Елизавета, разглядывая на вытянутых руках бледно-зеленое, почти белое платье, богато расшитое маленькими жемчужинками, вздохнула:
– Да нет… нет!
Платье полетело в сторону, и было непонятно, к чему относилось это «нет», к мечтам или к наряду.
Если у Елизаветы и были мечты о престоле, то при дворе Марии Тюдор они напрочь рассеялись.

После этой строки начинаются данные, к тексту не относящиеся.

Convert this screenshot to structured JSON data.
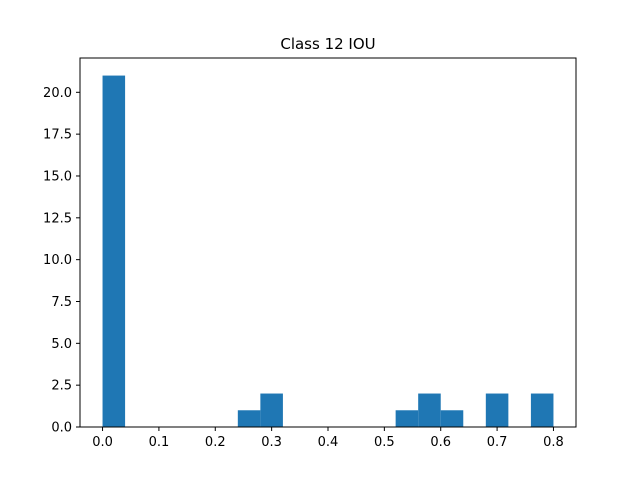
{
  "chart_data": {
    "type": "bar",
    "title": "Class 12 IOU",
    "xlabel": "",
    "ylabel": "",
    "xlim": [
      -0.04,
      0.84
    ],
    "ylim": [
      0,
      22.05
    ],
    "bin_width": 0.04,
    "bins": [
      {
        "x0": 0.0,
        "x1": 0.04,
        "value": 21
      },
      {
        "x0": 0.24,
        "x1": 0.28,
        "value": 1
      },
      {
        "x0": 0.28,
        "x1": 0.32,
        "value": 2
      },
      {
        "x0": 0.52,
        "x1": 0.56,
        "value": 1
      },
      {
        "x0": 0.56,
        "x1": 0.6,
        "value": 2
      },
      {
        "x0": 0.6,
        "x1": 0.64,
        "value": 1
      },
      {
        "x0": 0.68,
        "x1": 0.72,
        "value": 2
      },
      {
        "x0": 0.76,
        "x1": 0.8,
        "value": 2
      }
    ],
    "x_ticks": [
      0.0,
      0.1,
      0.2,
      0.3,
      0.4,
      0.5,
      0.6,
      0.7,
      0.8
    ],
    "x_tick_labels": [
      "0.0",
      "0.1",
      "0.2",
      "0.3",
      "0.4",
      "0.5",
      "0.6",
      "0.7",
      "0.8"
    ],
    "y_ticks": [
      0,
      2.5,
      5,
      7.5,
      10,
      12.5,
      15,
      17.5,
      20
    ],
    "y_tick_labels": [
      "0.0",
      "2.5",
      "5.0",
      "7.5",
      "10.0",
      "12.5",
      "15.0",
      "17.5",
      "20.0"
    ],
    "bar_color": "#1f77b4",
    "grid": false
  }
}
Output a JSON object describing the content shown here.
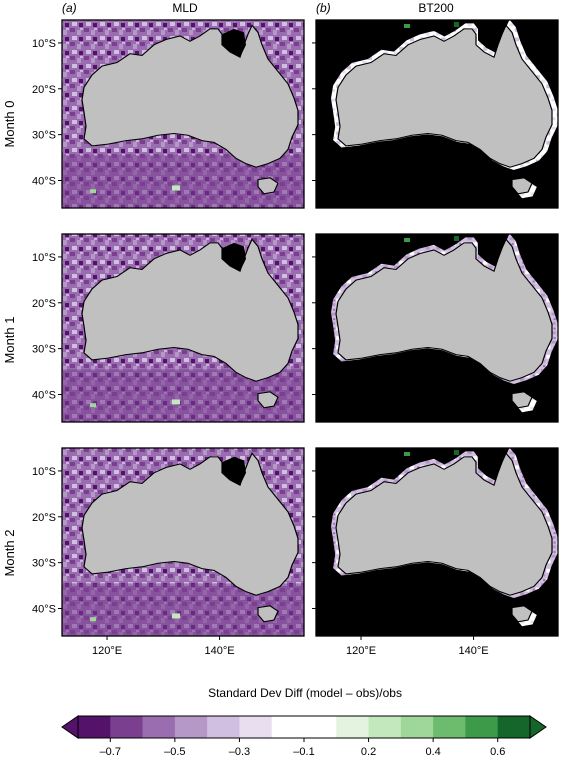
{
  "panels": {
    "a_letter": "(a)",
    "a_title": "MLD",
    "b_letter": "(b)",
    "b_title": "BT200"
  },
  "rows": [
    "Month 0",
    "Month 1",
    "Month 2"
  ],
  "lat_labels": [
    "10°S",
    "20°S",
    "30°S",
    "40°S"
  ],
  "lon_labels": [
    "120°E",
    "140°E"
  ],
  "colorbar": {
    "title": "Standard Dev Diff (model – obs)/obs",
    "tick_labels": [
      "–0.7",
      "–0.5",
      "–0.3",
      "–0.1",
      "0.2",
      "0.4",
      "0.6"
    ],
    "colors": [
      "#54126b",
      "#7a3f8f",
      "#9a6cb0",
      "#b598c8",
      "#d0bfe0",
      "#e8def0",
      "#ffffff",
      "#e3f3df",
      "#c4e8bd",
      "#9fd79a",
      "#6dbb6c",
      "#3c9a48",
      "#14662b"
    ]
  },
  "colors": {
    "land": "#c0c0c0",
    "masked": "#000000",
    "mld_base": "#9a6cb0",
    "bt200_base": "#000000"
  },
  "chart_data": {
    "type": "heatmap",
    "description_values": "Gridded maps around Australia, lon ~112–155°E, lat ~5–45°S",
    "xlim": [
      112,
      155
    ],
    "ylim": [
      -46,
      -5
    ],
    "xticks": [
      120,
      140
    ],
    "yticks": [
      -10,
      -20,
      -30,
      -40
    ],
    "panels": [
      {
        "column": "MLD",
        "row": "Month 0",
        "dominant_value": -0.4
      },
      {
        "column": "BT200",
        "row": "Month 0",
        "dominant_value": -0.2
      },
      {
        "column": "MLD",
        "row": "Month 1",
        "dominant_value": -0.45
      },
      {
        "column": "BT200",
        "row": "Month 1",
        "dominant_value": -0.3
      },
      {
        "column": "MLD",
        "row": "Month 2",
        "dominant_value": -0.45
      },
      {
        "column": "BT200",
        "row": "Month 2",
        "dominant_value": -0.3
      }
    ],
    "colorbar_range": [
      -0.8,
      0.8
    ],
    "colorbar_boundaries": [
      -0.8,
      -0.7,
      -0.6,
      -0.5,
      -0.4,
      -0.3,
      -0.2,
      -0.1,
      0.1,
      0.2,
      0.3,
      0.4,
      0.5,
      0.6,
      0.8
    ]
  }
}
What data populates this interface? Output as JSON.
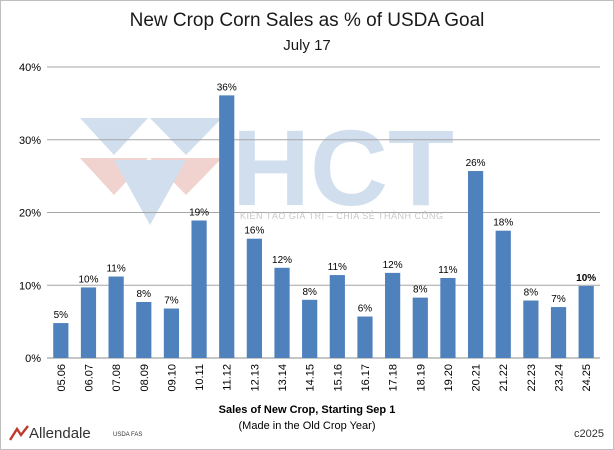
{
  "chart_data": {
    "type": "bar",
    "title": "New Crop Corn Sales as % of USDA Goal",
    "subtitle": "July 17",
    "xlabel": "Sales of New Crop, Starting Sep 1",
    "xlabel_note": "(Made in the Old Crop Year)",
    "ylabel": "",
    "ylim": [
      0,
      40
    ],
    "yticks": [
      "0%",
      "10%",
      "20%",
      "30%",
      "40%"
    ],
    "yticks_values": [
      0,
      10,
      20,
      30,
      40
    ],
    "grid": true,
    "legend": "none",
    "categories": [
      "05.06",
      "06.07",
      "07.08",
      "08.09",
      "09.10",
      "10.11",
      "11.12",
      "12.13",
      "13.14",
      "14.15",
      "15.16",
      "16.17",
      "17.18",
      "18.19",
      "19.20",
      "20.21",
      "21.22",
      "22.23",
      "23.24",
      "24.25"
    ],
    "values": [
      4.8,
      9.7,
      11.2,
      7.7,
      6.8,
      18.9,
      36.1,
      16.4,
      12.4,
      8.0,
      11.4,
      5.7,
      11.7,
      8.3,
      11.0,
      25.7,
      17.5,
      7.9,
      7.0,
      9.9
    ],
    "data_labels": [
      "5%",
      "10%",
      "11%",
      "8%",
      "7%",
      "19%",
      "36%",
      "16%",
      "12%",
      "8%",
      "11%",
      "6%",
      "12%",
      "8%",
      "11%",
      "26%",
      "18%",
      "8%",
      "7%",
      "10%"
    ],
    "highlight_last_label": true,
    "bar_color": "#4f81bd"
  },
  "footer": {
    "logo_text": "Allendale",
    "source": "USDA FAS",
    "copyright": "c2025"
  },
  "watermark": {
    "brand": "HCT",
    "tagline": "KIẾN TẠO GIÁ TRỊ – CHIA SẺ THÀNH CÔNG"
  }
}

Ехавшая короноваться Мария пожелала, чтобы Елизавета была в ее свите. Ничего удивительного, так полагалось по дворцовому этикету, если бы старшая сестра всячески не подчеркивала ущербность младшей. При любой возможности Мария норовила напомнить, что Анна Болейн, скорее всего, родила дочь от придворного музыкантишки, а не от короля Генриха. Елизавета злилась: к чему тогда приближать ее ко двору?! Это было особым способом унижения – держать при себе и постоянно напоминать об ущербности происхождения. Одного взгляда на младшую из сестер было достаточно, чтобы понять, что она дочь Генриха: те же мочки ушей, почти сросшиеся со щеками, тот же чуть с горбинкой нос, губы, нижняя более пухлая, чем верхняя… но, главное, нрав! Елизавета куда больше походила характером на отца, чем Мария, повторившая свою мать.
Но какое все это имело значение, если она всего лишь леди Елизавета и ехала позади вступающей на престол Марии в ее свите?